Frente a la entrada , me pongo los guantes de látex; el mejor invento de la vida moderna. Paso del timbre y llamo, muy suave, con la mano. Más que un golpeo es una dizque caricia con los nudillos, vaya a ser que alguien se despierte. Espero paciente, el tiempo de cortesía. La cerradura es de las baratas; calculo el tiempo que me llevará con la ganzúa. No hace falta: desplazo sin querer la manilla hacia abajo y la puerta, dócil, cede.

A partir de ahora hay que ir con cuidado. Acaricio la pipa, que sigue oculta, solo para mi tranquilidad. No ha llegado su momento y, la verdad, mejor que no lo haga. Dentro está oscuro. El salón es mínimo y parece ordenado. Hay una cocina a mano derecha, y un estrecho pasillo a la izquierda. Me adentro por este, a regañadientes: hoy, entre el mobiliario urbano y la arquitectura de interiores, están empeñándose en llamarme gordo. Yo, que siempre he sido de huesos anchos.

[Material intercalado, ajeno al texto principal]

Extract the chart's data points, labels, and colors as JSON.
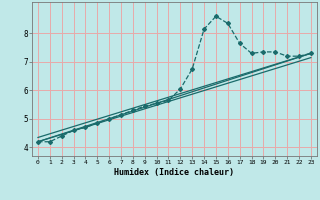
{
  "xlabel": "Humidex (Indice chaleur)",
  "background_color": "#c0e8e8",
  "grid_color": "#e8aaaa",
  "line_color": "#1a6b6b",
  "xlim": [
    -0.5,
    23.5
  ],
  "ylim": [
    3.7,
    9.1
  ],
  "yticks": [
    4,
    5,
    6,
    7,
    8
  ],
  "xticks": [
    0,
    1,
    2,
    3,
    4,
    5,
    6,
    7,
    8,
    9,
    10,
    11,
    12,
    13,
    14,
    15,
    16,
    17,
    18,
    19,
    20,
    21,
    22,
    23
  ],
  "xtick_labels": [
    "0",
    "1",
    "2",
    "3",
    "4",
    "5",
    "6",
    "7",
    "8",
    "9",
    "10",
    "11",
    "12",
    "13",
    "14",
    "15",
    "16",
    "17",
    "18",
    "19",
    "20",
    "21",
    "22",
    "23"
  ],
  "main_x": [
    0,
    1,
    2,
    3,
    4,
    5,
    6,
    7,
    8,
    9,
    10,
    11,
    12,
    13,
    14,
    15,
    16,
    17,
    18,
    19,
    20,
    21,
    22,
    23
  ],
  "main_y": [
    4.2,
    4.2,
    4.4,
    4.6,
    4.7,
    4.85,
    5.0,
    5.15,
    5.3,
    5.45,
    5.55,
    5.65,
    6.05,
    6.75,
    8.15,
    8.6,
    8.35,
    7.65,
    7.3,
    7.35,
    7.35,
    7.2,
    7.2,
    7.3
  ],
  "trend1_x": [
    0,
    23
  ],
  "trend1_y": [
    4.2,
    7.3
  ],
  "trend2_x": [
    0,
    23
  ],
  "trend2_y": [
    4.35,
    7.3
  ],
  "trend3_x": [
    0,
    23
  ],
  "trend3_y": [
    4.2,
    7.15
  ]
}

Hay un par de habitaciones, una a cada lado. De un primer vistazo, parecen vacías. Hay otra estancia al fondo, que va tomando forma. De repente, atisbo una sombra que se mueve . Me agacho, mientras siento el golpe de adrenalina; quienquiera que sea es rápido -replica con precisión milimétrica mis movimientos-.

Un puto espejo, coño: se trata del cuarto de baño. Me relajo y camino, sin hacer ruido. Enciendo el interruptor y una bombilla desnuda, de bajo consumo y peor vida, muestra un lavabo, un váter y una ducha, cerrada con una cortinilla de aspecto insondable.

Prevalece mi reflejo: tengo el careto amarillo, la frente en pleno plan de ampliaciones y bolsas en el perímetro de los ojos. Vamos, que estoy hecho un pimpollo.

Pero ocurre algo: esbozo una torva sonrisa y, casi sin querer, la mano izquierda se adentra en el interior de la chaqueta de cuero. Tira de la cremallera, la que está atascada, y se abre, como por arte de magia. Sin que mi cerebro se lo pida, un par de dedos se cuelan y extraen un pedazo de papel. El reverso es simple: un patrón repetido mil veces, en rojo y sobre fondo blanco. El espejo revela el anverso: fondo negro, un par de corazones encarnados en esquinas opuestas y, en el centro, dos simétricas Catrinas; puro hueso con sombrero francés y plumas de avestruz, por perifollo. El detalle de la rosa roja me recuerda, conspicuo, que le estoy presentando mis respetos a la reina de corazones.

Es entonces cuando se rasga el velo y empiezo a recordar.

***

Llamo a Gutiérrez. Son las dos de la madrugada. Que.. ¡qué cojones quiero! Le digo que el piso está vacío, rien de rien; el mochuelo voló. Pues prepara un buen informe que mañana toca marejada, me cuenta. Yo asiento, en silencio.

Antes de colgar le suelto que triplico la apuesta. Cabrón, si no tienes dinero -se queja-. Yo le digo que no se preocupe. Que es una corazonada.